The authors say it is therefore “necessary to estimate mortality risk based on cause-specific risks (i.e., specific risks from conditions causally related to alcohol), as was done in the present study, to inform public health prevention efforts because only these direct risks are preventable.” That formulation again conflates correlation with causation, although animal studies and theories about how alcohol consumption might affect disease risk can help draw that distinction. In any case, this argument does not discredit the NASEM report, which considers not only all-cause mortality but also health outcomes in specific areas, including weight change, cancer, cardiovascular disease, neurocognition, and maternal alcohol consumption during lactation.
Even drinkers who take the ICCPUD report at face value may not be deterred by the dangers it describes. “In the United States, males and females have a 1 in 1000 risk of dying from alcohol use if they consume more than 7 drinks per week,” the report says. “This risk increases to 1 in 100 if they consume more than 9 drinks per week.” Although a tenfold increase in risk is nothing to sneeze at, the absolute risk remains pretty low even if you overlook the questionable assumptions underlying that estimate.
Is a 1 percent risk of alcohol-related death “acceptable”? The report’s authors clearly do not think so. “Studies on alcohol and health are often based on the risk of harms and what level of risk is ‘acceptable,'” they note. They concede that “acceptable risk levels may vary from person to person and be context-dependent,” hinging on questions such as whether “there a beneficial tradeoff for exposure to a risk.” But “for environmental hazard regulations,” they note, “an involuntary risk of 1 in 1,000,000 lifetime deaths is the standard definition of an acceptable threshold.”

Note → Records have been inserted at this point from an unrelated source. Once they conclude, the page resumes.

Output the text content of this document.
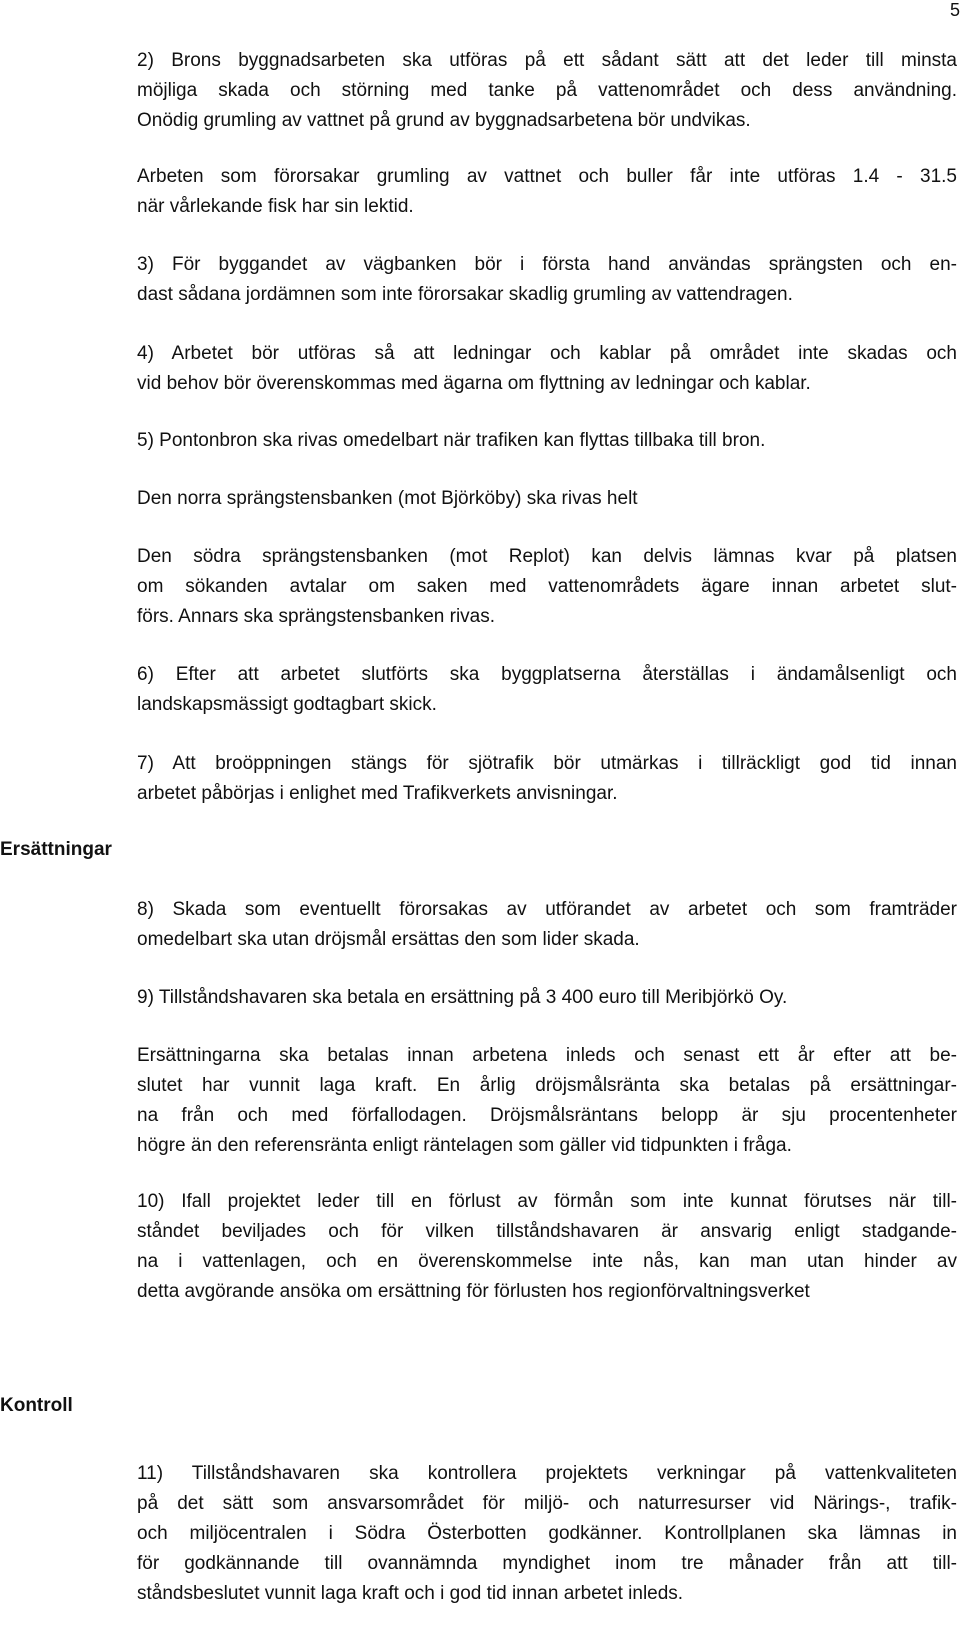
5
Ersättningar
Kontroll

2) Brons byggnadsarbeten ska utföras på ett sådant sätt att det leder till minsta
möjliga skada och störning med tanke på vattenområdet och dess användning.
Onödig grumling av vattnet på grund av byggnadsarbetena bör undvikas.

Arbeten som förorsakar grumling av vattnet och buller får inte utföras 1.4 - 31.5
när vårlekande fisk har sin lektid.

3) För byggandet av vägbanken bör i första hand användas sprängsten och en-
dast sådana jordämnen som inte förorsakar skadlig grumling av vattendragen.

4) Arbetet bör utföras så att ledningar och kablar på området inte skadas och
vid behov bör överenskommas med ägarna om flyttning av ledningar och kablar.

5) Pontonbron ska rivas omedelbart när trafiken kan flyttas tillbaka till bron.

Den norra sprängstensbanken (mot Björköby) ska rivas helt

Den södra sprängstensbanken (mot Replot) kan delvis lämnas kvar på platsen
om sökanden avtalar om saken med vattenområdets ägare innan arbetet slut-
förs. Annars ska sprängstensbanken rivas.

6) Efter att arbetet slutförts ska byggplatserna återställas i ändamålsenligt och
landskapsmässigt godtagbart skick.

7) Att broöppningen stängs för sjötrafik bör utmärkas i tillräckligt god tid innan
arbetet påbörjas i enlighet med Trafikverkets anvisningar.

8) Skada som eventuellt förorsakas av utförandet av arbetet och som framträder
omedelbart ska utan dröjsmål ersättas den som lider skada.

9) Tillståndshavaren ska betala en ersättning på 3 400 euro till Meribjörkö Oy.

Ersättningarna ska betalas innan arbetena inleds och senast ett år efter att be-
slutet har vunnit laga kraft. En årlig dröjsmålsränta ska betalas på ersättningar-
na från och med förfallodagen. Dröjsmålsräntans belopp är sju procentenheter
högre än den referensränta enligt räntelagen som gäller vid tidpunkten i fråga.

10) Ifall projektet leder till en förlust av förmån som inte kunnat förutses när till-
ståndet beviljades och för vilken tillståndshavaren är ansvarig enligt stadgande-
na i vattenlagen, och en överenskommelse inte nås, kan man utan hinder av
detta avgörande ansöka om ersättning för förlusten hos regionförvaltningsverket

11) Tillståndshavaren ska kontrollera projektets verkningar på vattenkvaliteten
på det sätt som ansvarsområdet för miljö- och naturresurser vid Närings-, trafik-
och miljöcentralen i Södra Österbotten godkänner. Kontrollplanen ska lämnas in
för godkännande till ovannämnda myndighet inom tre månader från att till-
ståndsbeslutet vunnit laga kraft och i god tid innan arbetet inleds.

That “standard definition” can easily lead to regulations that impose exorbitant costs for each death that is theoretically prevented. But leaving that point aside, there is a crucial, policy-relevant difference between an “involuntary risk” from, say, air pollution and a voluntary risk such as the potential health hazards of drinking. In a free society, the former is the government’s business, while the latter is not.
The report cites research suggesting that “the public is willing to accept risks from voluntary behaviors that are 1,000 times greater than the risks from involuntary behaviors.” In Australia and the United Kingdom, the authors note, the government has “used an alcohol-attributable lifetime mortality risk of 1 per 100 people” in “determining the threshold for acceptable risk.” But “this level of risk,” they complain, “is substantial and seems incompatible with public health objectives.” They ruefully admit that “society” may be “more willing to accept a higher risk of death associated with alcohol consumption compared to other voluntary activities.”
If you are looking for evidence of anti-alcohol bias, this discussion, together with the report’s general tone and its treatment of methodological issues, will help you make your case. But the most striking thing about these comments is the unexamined collectivist assumption that decisions about drinking depend on what “the public,” “society,” or the government deems “acceptable.” In reality, those decisions are made by individuals, who may consider official advice but do not necessarily view it as decisive.
Crazy as it may seem to the ICCUPD, people may indeed perceive “a beneficial tradeoff” from alcohol consumption, which could extend beyond measurable health effects to include relaxation, conviviality, or even the pleasure of tasting a good wine or whiskey. Americans may therefore choose to continue drinking regardless of what the Dietary Guidelines say. I bet they will.